Remembering to take time to communicate properly is a big part of success in a relationship. Family pressures, death, ill health, young children, financial worries, career and business pressures, unfulfilled dreams can all take their toll on that young couple who started out so full of excitement for the future. One person may take setbacks in their stride. The other may feel devastated or a failure at things not working out as planned. Appreciating that we all have different backgrounds, different coping strategies, and different ways of dealing with things is a big part of mutual respect and understanding.

Patience, tolerance, understanding and empathy all feature high on the list of important qualities that need to be invested and maintained in positive communications between two people. Listening and seeing things from each others’ point of view is crucial. It takes time to build that level of trust. We may well have to tread softly to attain that closeness, but it is more constructive than expecting our partner to be psychic and know instinctively how we feel, then being disappointed if they miss the mark.

It can be all too easy to assume that our partner feels the same way about things that we do, especially if we have been together for a while. Transferring our outlook onto someone else, our dreams, opinions, tastes is sometimes okay, but can lead to a person feeling invisible or unimportant over time.

This can lead to mis-communication. Decisions being taken, things happening that one person was unaware of and had no say in. As a relationship counsellor, I regularly find that one partner may be completely unaware of the other persons’ viewpoint , often on quite significant matters. They have gone along with things because it was easier, or for a quiet life. Living a ‘fantasy’ can be part of this picture. One person having a dream scenario of how things are, or how they expect them to be, whilst the other person has a completely different impression of their life. Over time resentments can build up and eventually explode.

So commit regular communication time to the relationship. Try to schedule a regular meal together, or have ‘us’ quiet time where you just sit and have a drink and a chat. Even if it means going out for an hour to a coffee bar it is worth it.Some people use relationship counselling, even when the relationship is doing okay, because it provides a neutral space, where both parties feel safe and respected, with the time allocated purely to building a better relationship. Often this provides an arena to find compromise and a way to work through difficulties. Does an issue matter equally to both parties or is one person simply being stubborn and refusing to give in ?  What is the story behind that reaction ?

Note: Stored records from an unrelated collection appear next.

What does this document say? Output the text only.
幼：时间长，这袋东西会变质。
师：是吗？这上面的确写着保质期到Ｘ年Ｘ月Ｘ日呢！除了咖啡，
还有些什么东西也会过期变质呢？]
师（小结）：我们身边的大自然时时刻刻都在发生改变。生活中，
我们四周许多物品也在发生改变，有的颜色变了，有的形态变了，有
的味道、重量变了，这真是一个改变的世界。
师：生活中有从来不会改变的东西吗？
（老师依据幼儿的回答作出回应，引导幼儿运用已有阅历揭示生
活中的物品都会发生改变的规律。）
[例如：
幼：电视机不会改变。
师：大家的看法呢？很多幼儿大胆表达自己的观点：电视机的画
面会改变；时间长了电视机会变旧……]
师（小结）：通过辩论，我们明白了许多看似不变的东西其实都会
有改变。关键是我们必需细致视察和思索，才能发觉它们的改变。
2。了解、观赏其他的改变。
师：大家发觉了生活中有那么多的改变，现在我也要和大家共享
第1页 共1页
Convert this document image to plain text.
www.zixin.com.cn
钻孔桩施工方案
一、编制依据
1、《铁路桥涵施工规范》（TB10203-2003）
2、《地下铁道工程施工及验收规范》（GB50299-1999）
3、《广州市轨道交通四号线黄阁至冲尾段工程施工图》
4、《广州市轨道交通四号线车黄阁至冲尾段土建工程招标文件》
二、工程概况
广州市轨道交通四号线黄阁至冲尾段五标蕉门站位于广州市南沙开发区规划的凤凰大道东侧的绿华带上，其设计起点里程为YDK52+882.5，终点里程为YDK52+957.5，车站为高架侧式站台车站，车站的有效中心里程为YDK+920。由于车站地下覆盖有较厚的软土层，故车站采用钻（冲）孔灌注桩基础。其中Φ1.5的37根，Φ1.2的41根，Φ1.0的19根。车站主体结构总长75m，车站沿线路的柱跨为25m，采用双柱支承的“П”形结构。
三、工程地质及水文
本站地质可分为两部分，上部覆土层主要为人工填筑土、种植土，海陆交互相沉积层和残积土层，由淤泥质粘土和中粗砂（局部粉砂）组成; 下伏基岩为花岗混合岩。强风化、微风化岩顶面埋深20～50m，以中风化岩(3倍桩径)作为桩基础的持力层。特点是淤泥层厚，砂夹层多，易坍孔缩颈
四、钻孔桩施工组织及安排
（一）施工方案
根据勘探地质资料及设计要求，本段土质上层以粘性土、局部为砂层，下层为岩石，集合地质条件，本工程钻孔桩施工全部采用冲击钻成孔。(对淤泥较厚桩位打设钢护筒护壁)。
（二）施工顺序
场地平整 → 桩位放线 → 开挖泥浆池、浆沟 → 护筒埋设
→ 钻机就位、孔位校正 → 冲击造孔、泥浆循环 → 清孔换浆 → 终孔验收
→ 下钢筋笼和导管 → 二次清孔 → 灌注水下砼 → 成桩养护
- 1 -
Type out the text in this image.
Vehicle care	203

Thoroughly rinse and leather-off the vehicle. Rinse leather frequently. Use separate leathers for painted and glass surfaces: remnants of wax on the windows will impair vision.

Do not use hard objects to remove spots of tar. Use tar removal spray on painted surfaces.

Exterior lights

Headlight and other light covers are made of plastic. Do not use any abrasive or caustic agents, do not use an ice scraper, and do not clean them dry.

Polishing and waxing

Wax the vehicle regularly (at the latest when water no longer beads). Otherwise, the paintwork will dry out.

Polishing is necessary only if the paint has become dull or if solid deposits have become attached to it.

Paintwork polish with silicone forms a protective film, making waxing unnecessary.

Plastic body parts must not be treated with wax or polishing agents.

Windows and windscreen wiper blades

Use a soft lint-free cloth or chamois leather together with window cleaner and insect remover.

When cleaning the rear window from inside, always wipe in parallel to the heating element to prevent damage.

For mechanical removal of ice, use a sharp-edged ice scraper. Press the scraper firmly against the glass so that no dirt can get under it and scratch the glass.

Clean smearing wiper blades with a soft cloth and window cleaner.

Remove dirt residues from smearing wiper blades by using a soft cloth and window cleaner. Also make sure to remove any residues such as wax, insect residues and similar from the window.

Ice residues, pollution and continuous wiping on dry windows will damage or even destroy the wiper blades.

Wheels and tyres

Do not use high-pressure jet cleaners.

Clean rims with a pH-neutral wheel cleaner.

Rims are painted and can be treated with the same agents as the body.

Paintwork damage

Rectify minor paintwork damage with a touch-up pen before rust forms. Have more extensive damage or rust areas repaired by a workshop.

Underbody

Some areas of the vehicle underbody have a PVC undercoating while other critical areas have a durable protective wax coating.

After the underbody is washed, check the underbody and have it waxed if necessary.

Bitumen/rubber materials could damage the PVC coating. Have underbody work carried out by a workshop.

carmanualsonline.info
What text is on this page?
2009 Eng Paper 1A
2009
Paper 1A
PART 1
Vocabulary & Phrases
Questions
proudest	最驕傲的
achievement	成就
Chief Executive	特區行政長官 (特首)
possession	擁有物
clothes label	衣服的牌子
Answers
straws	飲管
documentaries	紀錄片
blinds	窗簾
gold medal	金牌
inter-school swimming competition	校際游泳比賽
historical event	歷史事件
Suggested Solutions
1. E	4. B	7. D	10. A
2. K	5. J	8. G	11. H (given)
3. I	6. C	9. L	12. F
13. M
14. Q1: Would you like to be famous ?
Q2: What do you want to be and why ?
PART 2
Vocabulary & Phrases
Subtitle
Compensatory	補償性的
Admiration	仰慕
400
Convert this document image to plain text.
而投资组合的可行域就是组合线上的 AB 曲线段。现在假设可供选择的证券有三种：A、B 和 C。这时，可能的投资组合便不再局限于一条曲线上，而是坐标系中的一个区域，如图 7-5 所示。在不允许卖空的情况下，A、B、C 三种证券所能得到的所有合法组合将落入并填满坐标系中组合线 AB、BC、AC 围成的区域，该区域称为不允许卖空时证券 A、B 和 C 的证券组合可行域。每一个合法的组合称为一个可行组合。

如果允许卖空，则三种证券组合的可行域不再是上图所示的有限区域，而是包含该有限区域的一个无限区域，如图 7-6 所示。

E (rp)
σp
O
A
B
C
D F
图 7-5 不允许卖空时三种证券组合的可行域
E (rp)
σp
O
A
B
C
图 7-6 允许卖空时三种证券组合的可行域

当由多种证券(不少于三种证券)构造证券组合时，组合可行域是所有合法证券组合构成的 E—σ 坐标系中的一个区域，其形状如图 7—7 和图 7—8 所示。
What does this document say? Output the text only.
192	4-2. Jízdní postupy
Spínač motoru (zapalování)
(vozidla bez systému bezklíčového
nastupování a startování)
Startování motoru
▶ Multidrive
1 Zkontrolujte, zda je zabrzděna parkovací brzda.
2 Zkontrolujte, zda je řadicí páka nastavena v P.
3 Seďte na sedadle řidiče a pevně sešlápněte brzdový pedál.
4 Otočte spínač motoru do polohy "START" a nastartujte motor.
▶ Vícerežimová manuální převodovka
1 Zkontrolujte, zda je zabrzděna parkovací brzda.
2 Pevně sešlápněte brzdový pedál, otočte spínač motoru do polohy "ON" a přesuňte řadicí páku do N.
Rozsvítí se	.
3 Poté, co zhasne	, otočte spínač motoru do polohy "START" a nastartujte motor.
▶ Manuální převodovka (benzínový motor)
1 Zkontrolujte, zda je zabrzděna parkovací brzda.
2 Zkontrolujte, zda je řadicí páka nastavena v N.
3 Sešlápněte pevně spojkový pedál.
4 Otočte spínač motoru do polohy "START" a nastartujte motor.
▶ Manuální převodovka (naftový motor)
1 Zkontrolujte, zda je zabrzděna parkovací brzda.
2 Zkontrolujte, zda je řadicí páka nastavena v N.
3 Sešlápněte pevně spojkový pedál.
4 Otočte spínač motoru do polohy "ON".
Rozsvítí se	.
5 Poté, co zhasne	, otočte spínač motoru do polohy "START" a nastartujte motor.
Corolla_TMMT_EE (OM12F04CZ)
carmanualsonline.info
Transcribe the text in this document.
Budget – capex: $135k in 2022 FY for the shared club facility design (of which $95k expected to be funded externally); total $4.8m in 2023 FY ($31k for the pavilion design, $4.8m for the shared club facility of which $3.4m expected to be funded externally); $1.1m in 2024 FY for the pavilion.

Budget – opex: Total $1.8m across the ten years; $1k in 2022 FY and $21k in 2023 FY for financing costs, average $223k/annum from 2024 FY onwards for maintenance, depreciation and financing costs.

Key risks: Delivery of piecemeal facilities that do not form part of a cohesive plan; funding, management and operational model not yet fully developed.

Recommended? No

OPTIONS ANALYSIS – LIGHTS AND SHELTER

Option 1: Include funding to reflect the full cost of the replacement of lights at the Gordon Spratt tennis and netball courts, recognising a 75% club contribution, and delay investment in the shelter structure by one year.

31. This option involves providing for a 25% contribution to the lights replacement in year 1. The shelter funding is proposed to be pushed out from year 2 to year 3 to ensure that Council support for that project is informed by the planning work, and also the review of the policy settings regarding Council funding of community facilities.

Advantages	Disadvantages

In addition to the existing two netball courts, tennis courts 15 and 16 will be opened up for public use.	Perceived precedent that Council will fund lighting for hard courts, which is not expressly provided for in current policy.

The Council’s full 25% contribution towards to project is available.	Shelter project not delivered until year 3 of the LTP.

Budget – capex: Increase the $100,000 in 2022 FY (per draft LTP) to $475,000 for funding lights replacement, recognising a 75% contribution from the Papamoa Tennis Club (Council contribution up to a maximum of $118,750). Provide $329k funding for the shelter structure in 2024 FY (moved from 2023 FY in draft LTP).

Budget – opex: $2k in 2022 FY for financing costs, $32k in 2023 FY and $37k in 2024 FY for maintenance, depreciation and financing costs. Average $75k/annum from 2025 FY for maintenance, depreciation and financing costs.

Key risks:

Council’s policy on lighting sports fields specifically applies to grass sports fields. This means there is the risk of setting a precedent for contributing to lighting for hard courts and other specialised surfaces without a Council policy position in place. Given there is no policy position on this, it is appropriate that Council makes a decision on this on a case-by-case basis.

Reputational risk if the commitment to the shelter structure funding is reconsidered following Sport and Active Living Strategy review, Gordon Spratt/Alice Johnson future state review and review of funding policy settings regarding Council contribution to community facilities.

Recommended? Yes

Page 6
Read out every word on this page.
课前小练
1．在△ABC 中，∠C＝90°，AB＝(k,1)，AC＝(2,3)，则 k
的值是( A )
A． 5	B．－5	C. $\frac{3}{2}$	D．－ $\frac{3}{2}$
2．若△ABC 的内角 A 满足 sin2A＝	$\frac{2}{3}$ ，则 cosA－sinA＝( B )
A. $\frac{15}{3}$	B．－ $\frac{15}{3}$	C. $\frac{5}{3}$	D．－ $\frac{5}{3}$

Discovering each others hopes and dreams can bring a fresh sparkle to a relationship. Trying something new and unexpected can bring new enthusiasm and energy into life. Be prepared to have a go. Respect the other persons interests even if they do not become as important to you.  The value is in doing things together and learning  about the things that matter to each other. Sharing.

If all else fails, give each other space. Space to miss each other, to clear ones head, to find out what each person really wants, to settle the hurt and confusion that is going on inside. Remember, whatever the outcome, you have shared something that was really special for a time.